While this formatting is not as structured as Markdown, it provides a cleaner output compared to raw text.

`TextMode::Markdown` enables Markdown formatting.


```rust
use std::error::Error;

use dom_smoothie::{Article, Config, Readability, TextMode};

fn main() -> Result<(), Box<dyn Error>> {
    
    let html = include_str!("../test-pages/hacker_news.html");
    let cfg = Config {
        // Enable formatted text output
        text_mode: TextMode::Formatted,
        // Enable Markdown output (for more structured text)
        //text_mode: TextMode::Markdown,
        ..Default::default()
    };

    let mut readability = Readability::new(html, None, Some(cfg))?;

    let article: Article = readability.parse()?;
    println!("Text Content: {}", article.text_content);
    Ok(())
}
```
</details>


<details>
    <summary><b>Parsing with One Policy</b></summary>

The `Readability::parse_with_policy` method allows parsing content with a specific policy.
This method follows the same steps as `Readability::parse` but makes only a single attempt using the specified `ParsePolicy`.

As a result, it doesn't store the best attempt, leading to significantly lower memory consumption. Some policies may also be faster than others.
Typically, `ParsePolicy::Strict` is the slowest but provides the cleanest result. `ParsePolicy::Moderate` can also yield a good result, while the others may be less accurate.

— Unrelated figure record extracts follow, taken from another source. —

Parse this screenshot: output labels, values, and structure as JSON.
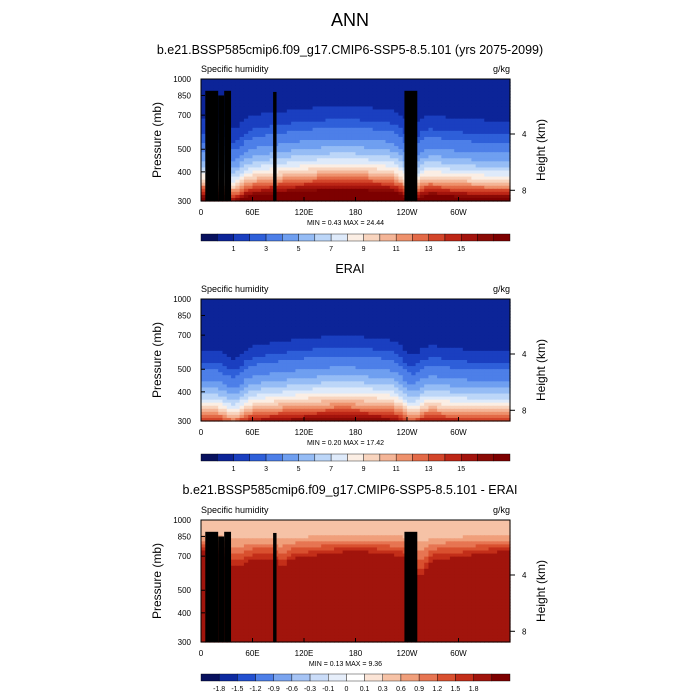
{
  "title": "ANN",
  "colors": {
    "background": "#ffffff",
    "frame": "#000000",
    "mask": "#000000",
    "field_palette": [
      "#08115e",
      "#0c2498",
      "#1a3fc0",
      "#2e5fd9",
      "#4d7fe8",
      "#6f9ff0",
      "#95bcf5",
      "#bcd6f8",
      "#deeafa",
      "#fbeee4",
      "#f8d4be",
      "#f4b597",
      "#ee916c",
      "#e36a47",
      "#d3452a",
      "#bd2616",
      "#a3130c",
      "#8a0a05",
      "#7d0000"
    ],
    "diff_palette": [
      "#08115e",
      "#0d2aa0",
      "#2250d0",
      "#4d7fe8",
      "#7aa4ef",
      "#a6c4f5",
      "#cadcf8",
      "#e6eefa",
      "#ffffff",
      "#fbe4d6",
      "#f6c2a6",
      "#f09f7b",
      "#e77552",
      "#d9502f",
      "#c32e19",
      "#a1140c",
      "#7d0000"
    ]
  },
  "chart_data": [
    {
      "type": "heatmap",
      "title": "b.e21.BSSP585cmip6.f09_g17.CMIP6-SSP5-8.5.101 (yrs 2075-2099)",
      "subtitle_left": "Specific humidity",
      "subtitle_right": "g/kg",
      "ylabel": "Pressure (mb)",
      "ylabel_right": "Height (km)",
      "x_ticks": [
        "0",
        "60E",
        "120E",
        "180",
        "120W",
        "60W"
      ],
      "y_ticks": [
        "300",
        "400",
        "500",
        "700",
        "850",
        "1000"
      ],
      "y_ticks_right": [
        "8",
        "4"
      ],
      "minmax": "MIN =   0.43  MAX =  24.44",
      "min": 0.43,
      "max": 24.44,
      "xlim": [
        0,
        360
      ],
      "ylim": [
        1000,
        300
      ],
      "colorbar": {
        "labels": [
          "1",
          "3",
          "5",
          "7",
          "9",
          "11",
          "13",
          "15"
        ],
        "levels": [
          0.5,
          1,
          1.5,
          2,
          3,
          4,
          5,
          6,
          7,
          8,
          9,
          10,
          11,
          12,
          13,
          14,
          15,
          16
        ]
      }
    },
    {
      "type": "heatmap",
      "title": "ERAI",
      "subtitle_left": "Specific humidity",
      "subtitle_right": "g/kg",
      "ylabel": "Pressure (mb)",
      "ylabel_right": "Height (km)",
      "x_ticks": [
        "0",
        "60E",
        "120E",
        "180",
        "120W",
        "60W"
      ],
      "y_ticks": [
        "300",
        "400",
        "500",
        "700",
        "850",
        "1000"
      ],
      "y_ticks_right": [
        "8",
        "4"
      ],
      "minmax": "MIN =   0.20  MAX =  17.42",
      "min": 0.2,
      "max": 17.42,
      "xlim": [
        0,
        360
      ],
      "ylim": [
        1000,
        300
      ],
      "colorbar": {
        "labels": [
          "1",
          "3",
          "5",
          "7",
          "9",
          "11",
          "13",
          "15"
        ],
        "levels": [
          0.5,
          1,
          1.5,
          2,
          3,
          4,
          5,
          6,
          7,
          8,
          9,
          10,
          11,
          12,
          13,
          14,
          15,
          16
        ]
      }
    },
    {
      "type": "heatmap",
      "title": "b.e21.BSSP585cmip6.f09_g17.CMIP6-SSP5-8.5.101 - ERAI",
      "subtitle_left": "Specific humidity",
      "subtitle_right": "g/kg",
      "ylabel": "Pressure (mb)",
      "ylabel_right": "Height (km)",
      "x_ticks": [
        "0",
        "60E",
        "120E",
        "180",
        "120W",
        "60W"
      ],
      "y_ticks": [
        "300",
        "400",
        "500",
        "700",
        "850",
        "1000"
      ],
      "y_ticks_right": [
        "8",
        "4"
      ],
      "minmax": "MIN =   0.13  MAX =   9.36",
      "min": 0.13,
      "max": 9.36,
      "xlim": [
        0,
        360
      ],
      "ylim": [
        1000,
        300
      ],
      "colorbar": {
        "labels": [
          "-1.8",
          "-1.5",
          "-1.2",
          "-0.9",
          "-0.6",
          "-0.3",
          "-0.1",
          "0",
          "0.1",
          "0.3",
          "0.6",
          "0.9",
          "1.2",
          "1.5",
          "1.8"
        ],
        "levels": [
          -1.8,
          -1.5,
          -1.2,
          -0.9,
          -0.6,
          -0.3,
          -0.1,
          0,
          0.1,
          0.3,
          0.6,
          0.9,
          1.2,
          1.5,
          1.8
        ]
      }
    }
  ]
}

In some cases, using certain policies (e.g., `ParsePolicy::Strict`) may result in a `ReadabilityError::GrabFailed` error, whereas `Readability::parse` might succeed.
This happens because `Readability::parse` attempts parsing with different policies (essentially a set of grab flags) until it either succeeds or exhausts all options.

```rust
use std::error::Error;
use dom_smoothie::{ParsePolicy, Readability};

fn main() -> Result<(), Box<dyn Error>> {
    let html = include_str!("../test-pages/readability/lazy-image-3/source.html");
    
    // Policy and expected success
    let cases: [(ParsePolicy, bool); 4] = [
        (ParsePolicy::Strict, false),
        (ParsePolicy::Moderate, false),
        (ParsePolicy::Clean, false),
        (ParsePolicy::Raw, true),
    ];

    for (policy, expected) in cases {
        let mut r = Readability::new(html, None, None)?;
        let article = r.parse_with_policy(policy);
        assert_eq!(article.is_ok(), expected);
    }
    
    Ok(())
}
```
</details>

## Crate Features

- `serde`: Enables the `serde::Serialize` and `serde::Deserialize` traits for the `Article`, `Metadata`, and `Config` structures.
- `aho-corasick`: Enables the use of the `aho-corasick` crate for defining unlikely candidates and for the node scoring process. 
This can speed up the parsing by 5-10% in some cases, at the cost of slightly higher memory usage and a larger binary size.


## See Also

- [readability-rs]https://crates.io/crates/readability-rs: a fork of the currently unmaintained [readability]https://crates.io/crates/readability crate.

## Changelog
[Changelog](./CHANGELOG.md)


## License

Licensed under MIT ([LICENSE](LICENSE) or http://opensource.org/licenses/MIT).

## Contribution

Any contribution intentionally submitted for inclusion in this project will be licensed under the MIT license, without any additional terms or conditions.